Performance simulation of real-time vision-based variable rate precision spraying

Abstract

One of the main methods for weed control in crop fields is herbicide application. With the technology development in sensing and control, variable rate (VR) herbicide application is increasingly being adopted in the industry. In post-emergence VR herbicide applications, machine vision is commonly used for weed detection and identification. The recent development of deep learning and artificial intelligence has greatly improved the accuracy and efficiency for weed detection, making cost-effective VR herbicide applications more feasible.  In this paper, spraying simulation models were developed to simulate real-time machine vision-based variable rate precision spraying. The objective was to examine the influence of different design factors and spraying methods on the performance of VR precision spraying, e.g., the total amount of herbicide saved over the uniform application method. Different sprayer travel speeds and different control zone sizes were incorporated in the models. The simulated spraying methods include on/off intermittent spraying, variable rate spraying, and uniform low-dosage base rate plus variable rate spraying.
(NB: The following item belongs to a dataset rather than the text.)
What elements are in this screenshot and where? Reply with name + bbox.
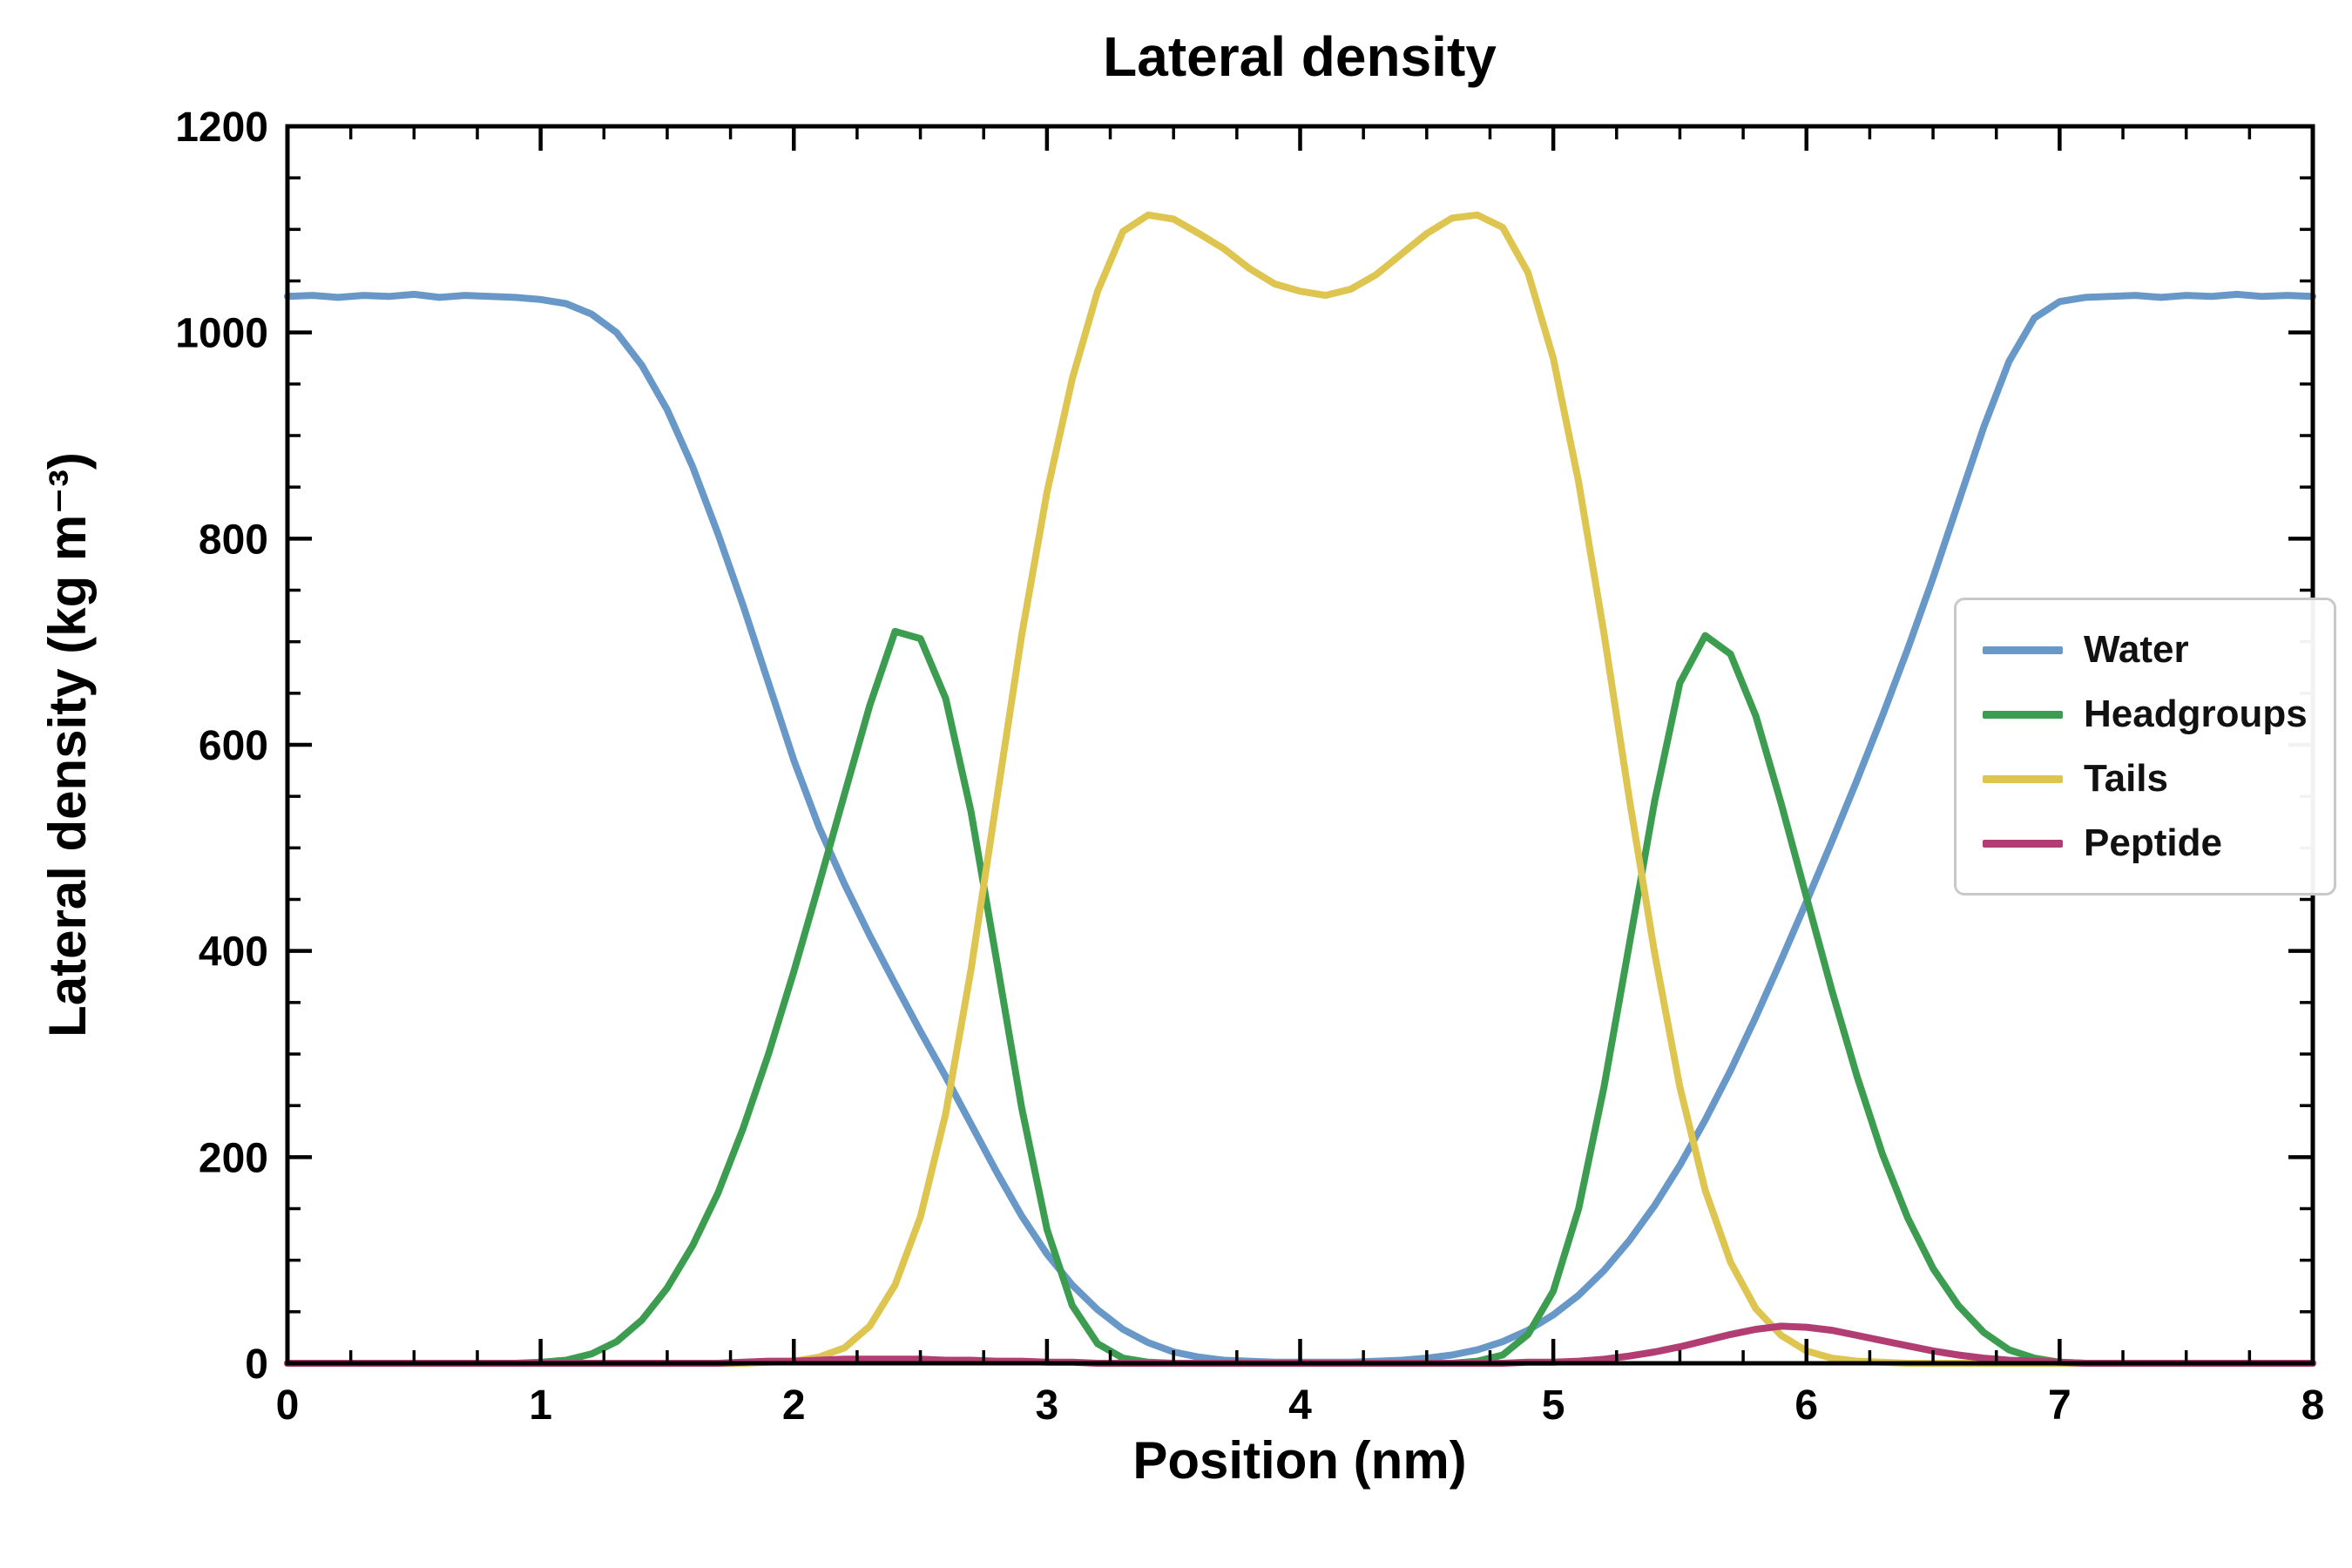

The results show that travel speed has no influence on herbicide savings. For the two variable rate spraying methods, herbicide saving decreases when control zone size increases.  However, for the on/off intermittent spraying method, there is no difference in herbicide savings across different control zone sizes. Overall, the on/off intermittent spraying method resulted in about 10% of herbicide savings, while the variable rate spraying method achieved up to 45% of herbicide saving compared to the uniform spraying method. The results provide valuable suggestions for determining variable rate application strategies for precision weed management in crop production.